Arbres connectés

Épaulée par des scientifiques, l’artiste russe Olga Kisseleva a tissé un réseau d’arbres connectés les uns aux autres aux quatre coins du monde, prêtant une oreille sensible au mystérieux dialogue végétal ainsi créé.

À Bruxelles, dans la moiteur de leur terrarium, des plantes amazoniennes conversent avec leurs sœurs tout juste sauvées des feux de forêt, à 10 000 km de là, et réfugiées dans un labo brésilien. Le long d’un boulevard parisien, un cèdre vieillissant s’adresse à ses contemporains asiatiques. Et au creux d’une vallée australienne, un pin de Wollemi écoute ses lointains cousins japonais.

Depuis 2012, Olga Kisseleva, enseignante au département « art & science » de l’Université Paris 1 Panthéon-Sorbonne, se voue à connecter, grâce au pouvoir de la technologie humaine, le peuple des arbres. « Les arbres communiquent entre eux via de multiples canaux, raconte-t-elle depuis Saint-Pétersbourg, d’où elle développe une partie de ce projet baptisé EDEN. Par les racines, par des émissions de gaz, des signaux électriques ou des circulations de fluide, ils se parlent ». L’artiste et son équipe ont sélectionné une quinzaine de ces canaux, qu’ils ont analysé et appris à écouter. Des capteurs en tout genre, connectés aux arbres, collectent ce langage, le transcrivent en données, partagées ensuite avec d’autres spécimens en d’autres contrées. Des scientifiques du monde entier collaborent, tandis que l’entreprise télécom Orange lui prête main forte techniquement pour bâtir le vaste réseau.

C’est la renaissance de l’orme de Biscarosse dans le cadre du projet Biopresence d’Olga Kisseleva (2012) qui a servi de catalyseur à la création d’une série d’œuvres d’art biologique à base d’arbres créées par l’artiste au cours de la dernière décennie. Le thème « arboricole » a été repris et développé dans plusieurs études parallèles. L’un de ces projets d’envergure est EDEN Ethics – Durability – Ecology – Nature (Éthique – Durabilité – Écologie – Nature), qui a débuté en 2012 et s’est poursuivi jusqu’à aujourd’hui. Le projet aborde une série de questions, dont la protection des espèces végétales menacées et la communication interspécifique entre des sujets vivants qui sont placés dans la catégorie « inhumaine ».

En collaboration avec des chercheurs de différents pays, Olga Kisseleva « ressuscite » actuellement les espèces végétales suivantes : l’orme d’Europe occidentale (projet Biopresence, France), les palmiers Afarsimon et Methuselah (désert du Néguev, Israël et Jordanie), Sophora toromiro (île de Pâques), Bodhi Jiulian (Chine et Inde), le pin Wollemi (Australie) et le cultivar de pomme Aport (Kazakhstan).
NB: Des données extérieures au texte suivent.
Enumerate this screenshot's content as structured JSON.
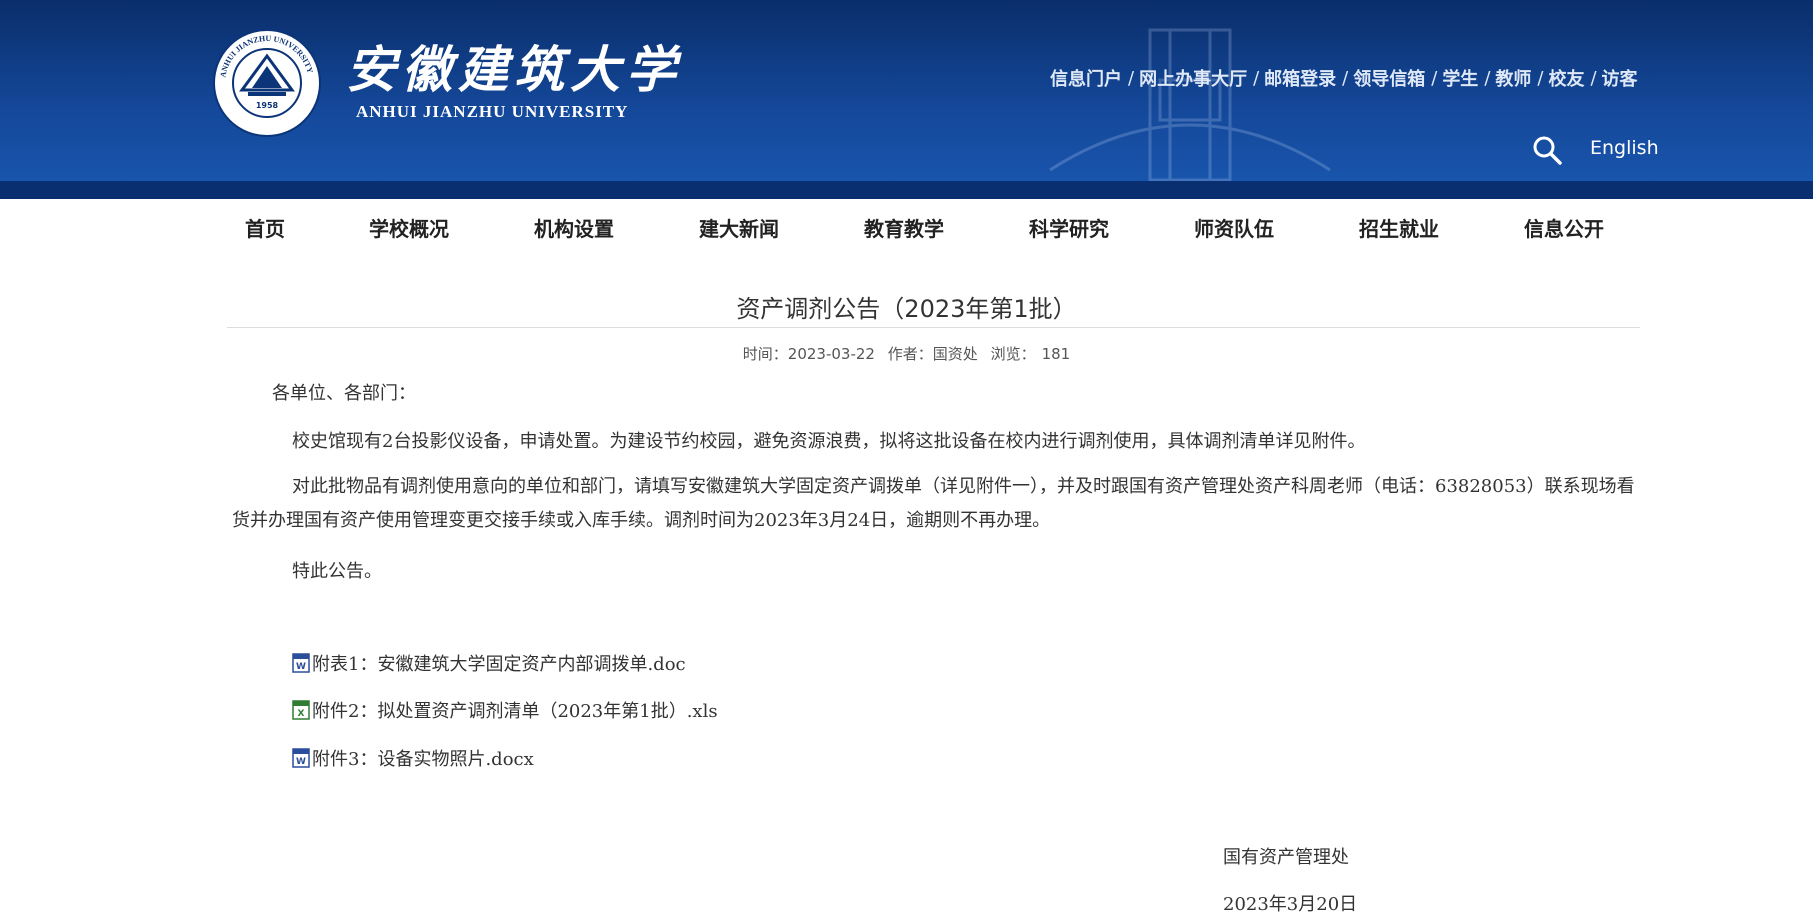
{
  "header": {
    "logo_cn": "安徽建筑大学",
    "logo_en": "ANHUI JIANZHU UNIVERSITY",
    "seal_year": "1958",
    "seal_ring_text": "ANHUI JIANZHU UNIVERSITY",
    "quick_links": [
      "信息门户",
      "网上办事大厅",
      "邮箱登录",
      "领导信箱",
      "学生",
      "教师",
      "校友",
      "访客"
    ],
    "quick_sep": "/",
    "english": "English",
    "brand_color": "#14489a"
  },
  "nav": {
    "items": [
      "首页",
      "学校概况",
      "机构设置",
      "建大新闻",
      "教育教学",
      "科学研究",
      "师资队伍",
      "招生就业",
      "信息公开"
    ]
  },
  "article": {
    "title": "资产调剂公告（2023年第1批）",
    "meta": {
      "time_label": "时间：",
      "time": "2023-03-22",
      "author_label": "作者：",
      "author": "国资处",
      "views_label": "浏览：",
      "views": "181"
    },
    "salutation": "各单位、各部门：",
    "para1": "校史馆现有2台投影仪设备，申请处置。为建设节约校园，避免资源浪费，拟将这批设备在校内进行调剂使用，具体调剂清单详见附件。",
    "para2": "对此批物品有调剂使用意向的单位和部门，请填写安徽建筑大学固定资产调拨单（详见附件一），并及时跟国有资产管理处资产科周老师（电话：63828053）联系现场看货并办理国有资产使用管理变更交接手续或入库手续。调剂时间为2023年3月24日，逾期则不再办理。",
    "para3": "特此公告。",
    "attachments": [
      {
        "label": "附表1：安徽建筑大学固定资产内部调拨单.doc",
        "icon": "word-doc-icon"
      },
      {
        "label": "附件2：拟处置资产调剂清单（2023年第1批）.xls",
        "icon": "excel-xls-icon"
      },
      {
        "label": "附件3：设备实物照片.docx",
        "icon": "word-doc-icon"
      }
    ],
    "signature_org": "国有资产管理处",
    "signature_date": "2023年3月20日"
  }
}
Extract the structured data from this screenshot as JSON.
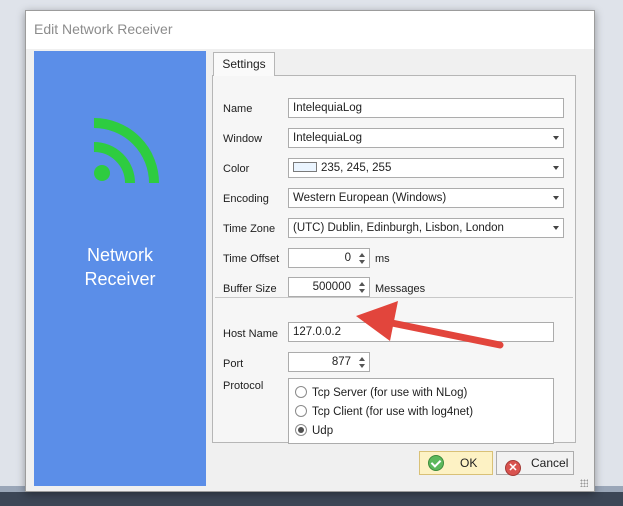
{
  "window": {
    "title": "Edit Network Receiver"
  },
  "left_panel": {
    "caption_line1": "Network",
    "caption_line2": "Receiver",
    "accent": "#5b8ee8",
    "icon": "wifi-signal-icon",
    "icon_color": "#2ecc40"
  },
  "tabs": [
    {
      "label": "Settings"
    }
  ],
  "form": {
    "name": {
      "label": "Name",
      "value": "IntelequiaLog"
    },
    "window": {
      "label": "Window",
      "value": "IntelequiaLog"
    },
    "color": {
      "label": "Color",
      "value": "235, 245, 255",
      "swatch": "#ebf5ff"
    },
    "encoding": {
      "label": "Encoding",
      "value": "Western European (Windows)"
    },
    "time_zone": {
      "label": "Time Zone",
      "value": "(UTC) Dublin, Edinburgh, Lisbon, London"
    },
    "time_offset": {
      "label": "Time Offset",
      "value": "0",
      "unit": "ms"
    },
    "buffer_size": {
      "label": "Buffer Size",
      "value": "500000",
      "unit": "Messages"
    },
    "host_name": {
      "label": "Host Name",
      "value": "127.0.0.2"
    },
    "port": {
      "label": "Port",
      "value": "877"
    },
    "protocol": {
      "label": "Protocol",
      "options": [
        {
          "label": "Tcp Server (for use with NLog)",
          "checked": false
        },
        {
          "label": "Tcp Client (for use with log4net)",
          "checked": false
        },
        {
          "label": "Udp",
          "checked": true
        }
      ]
    }
  },
  "buttons": {
    "ok": "OK",
    "cancel": "Cancel"
  },
  "annotation": {
    "color": "#e2453c"
  }
}
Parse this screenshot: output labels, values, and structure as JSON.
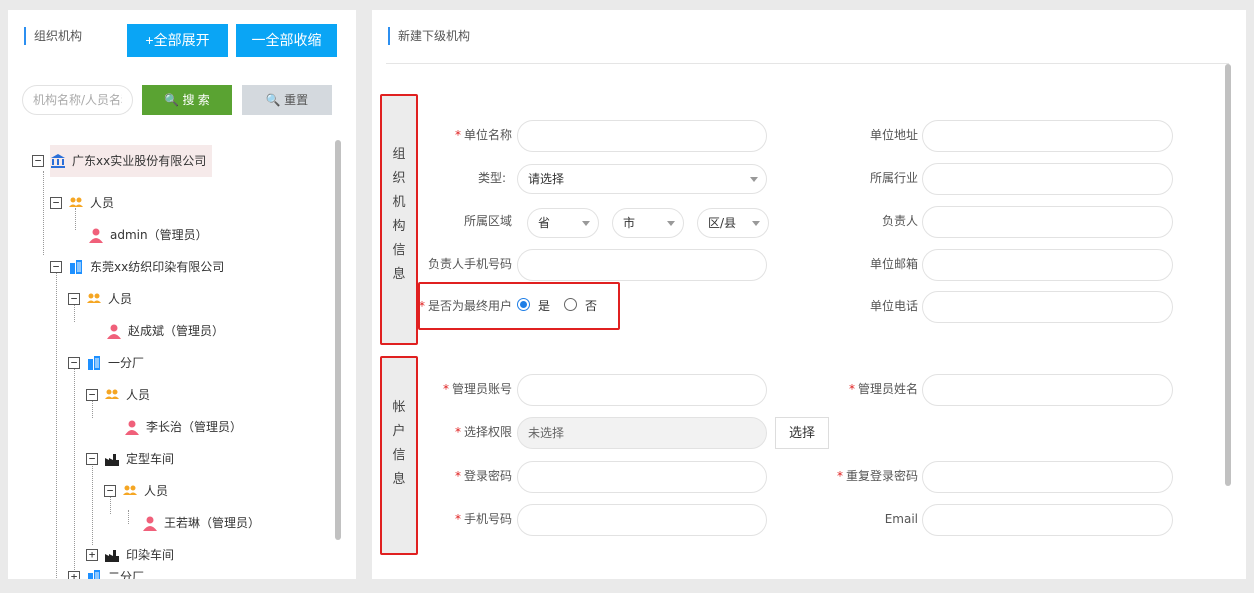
{
  "left": {
    "title": "组织机构",
    "expand_all": "+全部展开",
    "collapse_all": "一全部收缩",
    "search_placeholder": "机构名称/人员名称",
    "search_btn": "搜 索",
    "reset_btn": "重置",
    "tree": [
      {
        "label": "广东xx实业股份有限公司",
        "icon": "bank-icon",
        "toggle": "−"
      },
      {
        "label": "人员",
        "icon": "people-icon",
        "toggle": "−"
      },
      {
        "label": "admin（管理员）",
        "icon": "user-icon"
      },
      {
        "label": "东莞xx纺织印染有限公司",
        "icon": "building-icon",
        "toggle": "−"
      },
      {
        "label": "人员",
        "icon": "people-icon",
        "toggle": "−"
      },
      {
        "label": "赵成斌（管理员）",
        "icon": "user-icon"
      },
      {
        "label": "一分厂",
        "icon": "building-icon",
        "toggle": "−"
      },
      {
        "label": "人员",
        "icon": "people-icon",
        "toggle": "−"
      },
      {
        "label": "李长治（管理员）",
        "icon": "user-icon"
      },
      {
        "label": "定型车间",
        "icon": "factory-icon",
        "toggle": "−"
      },
      {
        "label": "人员",
        "icon": "people-icon",
        "toggle": "−"
      },
      {
        "label": "王若琳（管理员）",
        "icon": "user-icon"
      },
      {
        "label": "印染车间",
        "icon": "factory-icon",
        "toggle": "+"
      },
      {
        "label": "二分厂",
        "icon": "building-icon",
        "toggle": "+"
      }
    ]
  },
  "right": {
    "title": "新建下级机构",
    "section_org": [
      "组",
      "织",
      "机",
      "构",
      "信",
      "息"
    ],
    "section_account": [
      "帐",
      "户",
      "信",
      "息"
    ],
    "fields": {
      "unit_name": "单位名称",
      "unit_address": "单位地址",
      "type": "类型:",
      "type_value": "请选择",
      "industry": "所属行业",
      "region": "所属区域",
      "province": "省",
      "city": "市",
      "district": "区/县",
      "leader": "负责人",
      "leader_phone": "负责人手机号码",
      "unit_email": "单位邮箱",
      "is_final_user": "是否为最终用户",
      "yes": "是",
      "no": "否",
      "unit_phone": "单位电话",
      "admin_account": "管理员账号",
      "admin_name": "管理员姓名",
      "permissions": "选择权限",
      "permissions_value": "未选择",
      "select_btn": "选择",
      "login_password": "登录密码",
      "repeat_password": "重复登录密码",
      "mobile": "手机号码",
      "email": "Email"
    },
    "required_mark": "*"
  },
  "colors": {
    "accent_blue": "#0aa5f5",
    "search_green": "#5aa332",
    "highlight_red": "#e02020"
  }
}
L’artiste passe au crible les hypothèses émises par des scientifiques européens, selon lesquelles les plantes peuvent « communiquer » entre elles. Olga Kisseleva étudie également la possibilité de « jeter un œil » sur ce « dialogue » arboricole, voire d’y participer. Cette idée a donné naissance au projet dans lequel les arbres peuvent « communiquer » à deux niveaux : entre eux dans le modèle T2T (Tree – To – Tree), et au niveau du T2N (Tree – To – Network) global. Les arbres inclus dans le projet peuvent communiquer entre eux à travers les continents. Les humains peuvent suivre leur communication à travers les installations interactives créées par l’artiste.

Ce réseau aide les arbres à optimiser leurs mécanismes vitaux et à se protéger d’éventuels agresseurs. Les arbres inclus dans le projet peuvent communiquer avec les humains par l’intermédiaire d’Internet et les informer de tout danger qui peut être perçu par la végétation avant que nous n’en ayons connaissance. EDEN a expérimenté la première communication entre les arbres historiques du baume de Galaad en Israël et les arbres similaires en Jordanie (Listening to Trees Across the Jordan River, Negev Museum of Modern Art, 2020). Grâce au système T2T, des arbres poussant dans des conditions naturelles (cèdres du Japon) et des arbres qui ont une mémoire biologique différente (pin Wollemi) établissent un contact par l’intermédiaire de leurs proches au Japon, et apprennent d’eux le scénario anti-catastrophe (Echigo Tsumari Contemporary Art Triennale, 2018).